The second fact that needs to be clear is that whoever has not obeyed the truth is still in darkness in God’s sight. This is His judgment, not ours. So however charming, tender, kind and gentle a person may be, he (or she) is in darkness until the truth has been obeyed. God wants all these attributes in a person, but they must be the qualities of a person obedient to Him.

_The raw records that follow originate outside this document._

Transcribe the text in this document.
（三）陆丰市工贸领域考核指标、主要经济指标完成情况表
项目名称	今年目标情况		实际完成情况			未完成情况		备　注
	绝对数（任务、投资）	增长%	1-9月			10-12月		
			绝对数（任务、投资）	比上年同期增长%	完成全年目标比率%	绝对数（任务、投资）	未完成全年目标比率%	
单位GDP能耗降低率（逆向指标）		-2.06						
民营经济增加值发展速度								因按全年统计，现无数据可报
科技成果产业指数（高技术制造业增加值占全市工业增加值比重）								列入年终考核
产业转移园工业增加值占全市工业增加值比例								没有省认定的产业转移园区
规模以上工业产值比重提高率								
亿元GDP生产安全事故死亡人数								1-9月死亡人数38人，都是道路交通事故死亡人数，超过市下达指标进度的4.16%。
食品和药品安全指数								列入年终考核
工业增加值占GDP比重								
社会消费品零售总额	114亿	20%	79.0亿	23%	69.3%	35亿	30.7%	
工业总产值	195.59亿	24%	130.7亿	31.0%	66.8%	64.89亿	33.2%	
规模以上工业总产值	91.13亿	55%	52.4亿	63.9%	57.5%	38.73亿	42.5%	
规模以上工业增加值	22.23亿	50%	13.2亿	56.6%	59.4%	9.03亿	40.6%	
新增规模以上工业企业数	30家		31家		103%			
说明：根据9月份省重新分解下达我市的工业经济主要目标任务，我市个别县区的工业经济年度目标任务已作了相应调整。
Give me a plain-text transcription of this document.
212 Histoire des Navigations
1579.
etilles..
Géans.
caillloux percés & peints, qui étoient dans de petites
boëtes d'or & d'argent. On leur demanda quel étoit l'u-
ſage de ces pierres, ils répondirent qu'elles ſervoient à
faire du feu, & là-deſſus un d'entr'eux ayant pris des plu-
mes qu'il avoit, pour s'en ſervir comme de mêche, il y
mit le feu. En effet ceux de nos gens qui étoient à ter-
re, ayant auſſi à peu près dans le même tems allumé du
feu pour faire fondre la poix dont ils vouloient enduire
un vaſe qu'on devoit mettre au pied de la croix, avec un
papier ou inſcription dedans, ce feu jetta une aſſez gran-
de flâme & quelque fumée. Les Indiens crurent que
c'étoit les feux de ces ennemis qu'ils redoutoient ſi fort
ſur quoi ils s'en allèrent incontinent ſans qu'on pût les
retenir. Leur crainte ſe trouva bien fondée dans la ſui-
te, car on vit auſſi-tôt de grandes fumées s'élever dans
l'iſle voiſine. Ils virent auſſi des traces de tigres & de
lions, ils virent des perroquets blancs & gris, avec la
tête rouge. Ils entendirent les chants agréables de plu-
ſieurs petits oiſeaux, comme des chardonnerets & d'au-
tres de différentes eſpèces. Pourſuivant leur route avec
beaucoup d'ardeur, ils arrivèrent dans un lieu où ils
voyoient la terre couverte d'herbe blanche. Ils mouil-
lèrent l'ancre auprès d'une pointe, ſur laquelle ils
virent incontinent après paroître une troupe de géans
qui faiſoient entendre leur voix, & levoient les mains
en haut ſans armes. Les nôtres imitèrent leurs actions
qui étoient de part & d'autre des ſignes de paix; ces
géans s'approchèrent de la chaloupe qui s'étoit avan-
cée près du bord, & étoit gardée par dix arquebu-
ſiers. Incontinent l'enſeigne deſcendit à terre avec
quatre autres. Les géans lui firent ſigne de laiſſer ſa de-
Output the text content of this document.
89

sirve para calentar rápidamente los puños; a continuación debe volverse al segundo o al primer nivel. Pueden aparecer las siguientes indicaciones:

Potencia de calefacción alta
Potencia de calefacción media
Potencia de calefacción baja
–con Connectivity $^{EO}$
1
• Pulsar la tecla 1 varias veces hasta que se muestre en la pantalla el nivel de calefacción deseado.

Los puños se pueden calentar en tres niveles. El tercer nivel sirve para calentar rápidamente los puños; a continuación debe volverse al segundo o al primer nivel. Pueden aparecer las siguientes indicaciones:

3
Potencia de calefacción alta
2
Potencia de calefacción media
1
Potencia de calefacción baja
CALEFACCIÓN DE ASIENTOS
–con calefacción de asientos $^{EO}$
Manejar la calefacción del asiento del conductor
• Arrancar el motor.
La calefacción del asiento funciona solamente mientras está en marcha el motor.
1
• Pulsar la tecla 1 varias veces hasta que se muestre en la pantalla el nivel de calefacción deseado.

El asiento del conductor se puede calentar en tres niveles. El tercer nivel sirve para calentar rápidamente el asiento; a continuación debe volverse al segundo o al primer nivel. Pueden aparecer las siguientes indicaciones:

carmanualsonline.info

If one meets and is attracted to someone who is not of the Faith, what is one to do? First remember that mutual attraction is not only physical, it is also intellectual. There will be similar interests in books, art, music, games and hobbies. And in a world of hate and violence, racial discrimination and political struggles, when so many young people dread the future with its threat of nuclear warfare, one has a fine opportunity reasonably and tactfully to reveal one’s supreme interest in and loyalty to a Father who, through Jesus, is to sweep these things away. Here is the place to start a relationship.

This introduction of one’s spiritual interest in the Faith should be made at the start of a friendship, and its overwhelming importance for you should be emphasized. If your friend can be persuaded to join you at your meetings and to meet the brothers and sisters, so much the better.

The danger of friendships outside the Faith is that one’s hope of the coming Kingdom may not be revealed until one is emotionally and deeply involved — when, frightened by the thought of the possible consequences of marriage out of the Faith, one makes every effort to persuade the friend of the merits of the Truth. How can he (or she) be expected to understand at such a late date? The response is likely to be: “What is all the fuss about?” Or “Why wasn’t I told before?” Thus one’s last minute efforts may have an adverse effect on the friend, rather than otherwise, and one has done a disservice to God and His Truth.